Fellow Impressionist Camille Pissarro (1830 -1903) favoured the London suburbs as a subject. The Avenue, Sydenham (1871) is one of 12 pictures that Pissarro painted while in self-imposed exile in London. Like Fox Hill, Upper Norwood (1870), the area looks almost rural to the contemporary eye.  Both paintings hang at the National Gallery.

In Charing Cross Bridge (1890) Pissarro’s pointillism begins to look less like dots and more like enlarged pads. In the 1890s, he lived on Kew Green where he painted eleven canvasses of the subject. Cricket is still played on the Green and the view across the bridge of the water tower (now a Museum of Water and Steam) is increasingly encroached by the Brentford Project and large, smart apartments.

Stephen Lowry (L.S. Lowry 1887 -1976) captured the bustle of London in Piccadilly Circus, London (1960). The colourful painting has Lowry’s hallmark stick figures bent forward in a rush to or from work whilst red London buses queue in a standstill amongst the traffic.

The billboards are as large and dominant as today’s neon displays.

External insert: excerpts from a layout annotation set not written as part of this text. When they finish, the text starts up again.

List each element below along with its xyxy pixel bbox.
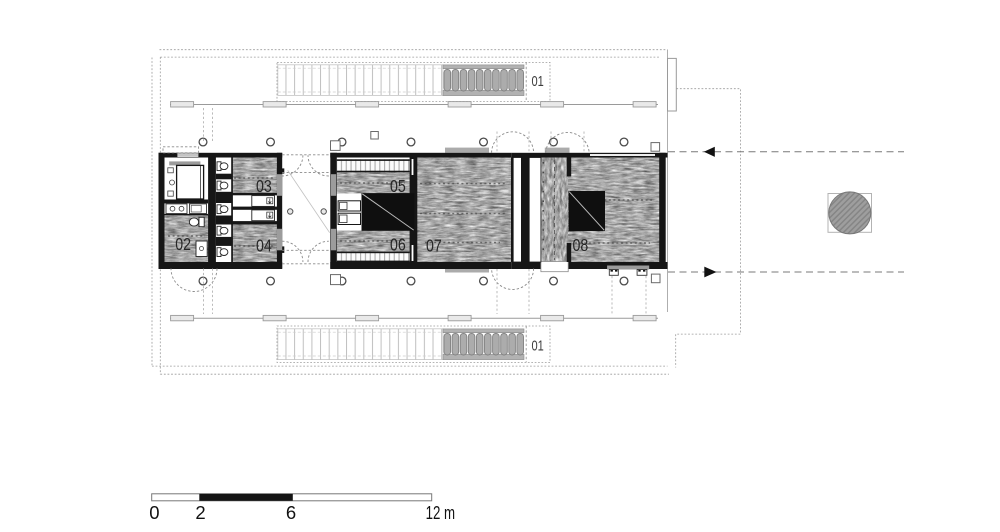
svg-text:6: 6: [286, 502, 296, 523]
svg-text:05: 05: [390, 176, 406, 196]
svg-text:01: 01: [532, 74, 544, 90]
svg-text:01: 01: [532, 339, 544, 355]
svg-text:12 m: 12 m: [426, 502, 456, 523]
svg-text:0: 0: [149, 502, 159, 523]
svg-text:02: 02: [175, 234, 191, 254]
svg-text:2: 2: [195, 502, 205, 523]
svg-text:08: 08: [573, 235, 589, 255]
svg-text:04: 04: [256, 236, 272, 256]
svg-text:07: 07: [426, 235, 442, 255]
svg-text:06: 06: [390, 234, 406, 254]
svg-text:03: 03: [256, 176, 272, 196]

The whole scene, if a little dated, is recognisable sixty years later. The painting was purchased by a private buyer for £5.6m at Christie’s in 2012. For the public, The Lowry in Salford offers the largest collection of the Northern artist’s work available for view.

Hailing from the ‘School of London’ painters (a group of artists working in London in the seventies including RB Kitaj, Lucian Freud and Francis Bacon), Leon Kossoff (1926 -2019) was a British figurative painter. Born in Islington Kossoff looked to his surroundings of North, West and East London, painting scenes of the streets, stations and constructions sites populated by working people.

The titles of his paintings are to the point: Willesden Junction, Morning in October (1971); Booking Hall Kilburn (1987). City scenes such as Demolition of YMCA Building (1971), Dalston Junction (1973) and King’s Cross Stormy Day (2004) lend to Kossoff’s scratchy, diagonal paintwork.

John Virtue (born 1947) became a National Gallery Associate Artist in 2003 and spent his residency on the roof of the gallery painting large, dark canvasses.

Treading a fine line between figurative and abstract painting Virtue’s signature monochromatic cityscapes are conceived as if before a thunderstorm. From his vantage point he painted the Gherkin, the NatWest Tower and St. Paul's Cathedral. Citing Turner as his inspiration, Virtue’s works are simply titled Landscape and numbered chronologically.

Jock McFadyen’s London is a far cry from the grandiose vistas of Canaletto and the gentle scenes of Pissarro’s suburbs. Originally from Scotland, McFadyen (born 1950) prefers a franker view of London’s grimmer side: a seedy nightclub next to a parade of closed shops in Goodfellas (2001), a boarded-up industrial site in Tate Moss (2010) and an anonymous council estate in Pink Flats (2006).

 

Bank (1999) cleverly plays with the idea of art within art, depicting graffiti on the underground, the iconic tube logo included. Despite an edgy feel, these oil paintings can be curiously playful with a splash of colour and in Night Bus (2020) bizarre abstract figures.